Les plans comptables des organismes de sécurité sociale sont
multiples et ne sont pas homogènes. Lorsqu'ils sont homogènes,
les pratiques comptables suivies ne le sont pas et aucune autorité n'est
clairement en charge de leur harmonisation. Une telle situation ne facilite
donc pas la lecture des comptes
.
"
La comptabilité doit rendre compte de l'exécution des lois de
financement de la sécurité sociale, tant en ce qui concerne les
prévisions de recettes que les objectifs en matière de
dépenses qui sont des objectifs de branche. La consolidation au niveau
de la branche ne peut être envisagée sans une normalisation des
règles et des pratiques comptables
.
"
Les délais d'établissement des comptes des différents
régimes sont encore, malgré quelques progrès par rapport
à l'an passé, très longs.
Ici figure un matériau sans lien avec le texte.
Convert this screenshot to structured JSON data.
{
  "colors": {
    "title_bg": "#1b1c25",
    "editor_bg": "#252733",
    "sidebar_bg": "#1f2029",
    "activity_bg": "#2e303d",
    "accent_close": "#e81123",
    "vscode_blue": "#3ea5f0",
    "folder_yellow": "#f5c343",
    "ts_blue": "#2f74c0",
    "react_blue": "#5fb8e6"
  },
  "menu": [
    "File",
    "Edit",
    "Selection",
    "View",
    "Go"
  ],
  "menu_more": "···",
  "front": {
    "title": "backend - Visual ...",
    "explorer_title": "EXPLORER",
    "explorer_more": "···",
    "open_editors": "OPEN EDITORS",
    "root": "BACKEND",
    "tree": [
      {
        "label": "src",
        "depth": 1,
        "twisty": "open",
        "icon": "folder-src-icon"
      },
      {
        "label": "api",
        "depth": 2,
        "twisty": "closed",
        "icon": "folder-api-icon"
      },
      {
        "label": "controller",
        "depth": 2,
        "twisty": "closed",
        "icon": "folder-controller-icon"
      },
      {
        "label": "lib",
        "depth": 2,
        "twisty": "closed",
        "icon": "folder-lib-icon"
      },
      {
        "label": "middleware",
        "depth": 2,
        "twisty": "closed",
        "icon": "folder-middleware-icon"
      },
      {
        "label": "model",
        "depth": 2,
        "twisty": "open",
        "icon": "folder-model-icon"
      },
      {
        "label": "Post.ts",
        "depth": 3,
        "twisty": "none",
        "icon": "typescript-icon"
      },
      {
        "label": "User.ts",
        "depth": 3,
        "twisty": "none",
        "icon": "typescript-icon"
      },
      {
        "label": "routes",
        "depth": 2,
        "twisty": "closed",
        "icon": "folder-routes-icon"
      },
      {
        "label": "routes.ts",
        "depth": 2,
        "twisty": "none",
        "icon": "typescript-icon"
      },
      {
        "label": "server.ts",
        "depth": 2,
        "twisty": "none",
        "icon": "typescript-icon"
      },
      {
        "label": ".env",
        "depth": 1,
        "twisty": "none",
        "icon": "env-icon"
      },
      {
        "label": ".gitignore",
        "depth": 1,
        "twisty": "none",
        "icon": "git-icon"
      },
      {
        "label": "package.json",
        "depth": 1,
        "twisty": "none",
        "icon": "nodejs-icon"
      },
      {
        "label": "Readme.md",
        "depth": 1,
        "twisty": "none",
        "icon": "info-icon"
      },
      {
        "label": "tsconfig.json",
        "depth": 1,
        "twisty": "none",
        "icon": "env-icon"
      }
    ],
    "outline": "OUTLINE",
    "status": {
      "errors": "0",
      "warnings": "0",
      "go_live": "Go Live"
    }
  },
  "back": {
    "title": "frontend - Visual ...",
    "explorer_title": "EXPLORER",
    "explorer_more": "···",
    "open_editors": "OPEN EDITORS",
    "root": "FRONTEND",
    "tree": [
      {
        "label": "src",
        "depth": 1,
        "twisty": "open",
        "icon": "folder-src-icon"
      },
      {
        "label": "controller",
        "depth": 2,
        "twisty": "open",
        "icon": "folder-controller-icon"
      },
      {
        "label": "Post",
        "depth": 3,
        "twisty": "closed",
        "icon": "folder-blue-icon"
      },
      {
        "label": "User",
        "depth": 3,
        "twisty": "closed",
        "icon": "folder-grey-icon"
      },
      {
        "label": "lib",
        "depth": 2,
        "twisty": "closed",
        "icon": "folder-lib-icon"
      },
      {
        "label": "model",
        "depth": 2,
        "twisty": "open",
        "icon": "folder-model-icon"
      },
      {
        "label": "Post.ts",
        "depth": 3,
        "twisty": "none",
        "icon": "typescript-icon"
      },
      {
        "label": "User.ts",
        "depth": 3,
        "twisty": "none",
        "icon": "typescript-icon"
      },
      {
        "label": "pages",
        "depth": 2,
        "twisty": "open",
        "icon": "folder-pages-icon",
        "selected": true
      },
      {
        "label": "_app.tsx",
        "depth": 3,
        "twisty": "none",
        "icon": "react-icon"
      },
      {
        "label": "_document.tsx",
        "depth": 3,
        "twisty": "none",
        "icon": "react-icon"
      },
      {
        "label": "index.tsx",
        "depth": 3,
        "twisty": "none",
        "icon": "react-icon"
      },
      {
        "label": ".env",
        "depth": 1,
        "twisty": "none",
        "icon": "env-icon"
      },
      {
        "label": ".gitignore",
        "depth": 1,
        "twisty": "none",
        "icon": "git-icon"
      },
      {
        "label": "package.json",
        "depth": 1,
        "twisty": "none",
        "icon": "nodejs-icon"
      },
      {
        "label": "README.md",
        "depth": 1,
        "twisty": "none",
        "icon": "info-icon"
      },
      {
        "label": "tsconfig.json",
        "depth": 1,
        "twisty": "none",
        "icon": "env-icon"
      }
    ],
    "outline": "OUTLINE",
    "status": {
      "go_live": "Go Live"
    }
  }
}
S'agissant du régime
général, les comptes des caisses nationales ont été
arrêtés par les conseils d'administration concernés entre
les mois de juin et septembre
.
"
Il résulte de cette situation que l'objectif même d'une
comptabilité, à savoir la fourniture d'une information fiable,
pertinente, rapide et opposable sur la situation financière des
organismes de sécurité sociale, tant pour les décideurs
internes que pour les autorités politiques et pour les organes de
contrôle, ne peut être considéré comme atteint de
manière satisfaisante
."
Dans cette perspective, une mission interministérielle, commune au
ministère de l'emploi et de la solidarité et au ministère
de l'économie et des finances, est en voie d'être mise en place,
avec trois objectifs essentiels :
Définir un plan comptable des régimes de
sécurité sociale, s'inspirant du plan comptable
général mais adapté aux spécificités propres
de la sécurité sociale.
Contribuer à l'établissement puis au suivi de
l'exécution des lois de financement de la sécurité
sociale, en neutralisant les transferts financiers de manière à
permettre l'agrégation par branche des différents régimes,
et en traitant de manière cohérente les relations
financières entre l'Etat et la sécurité sociale.
Proposer les conditions d'une accélération sensible des
délais de production des comptes, de manière à disposer
d'une information infra-annuelle sur les résultats comptables.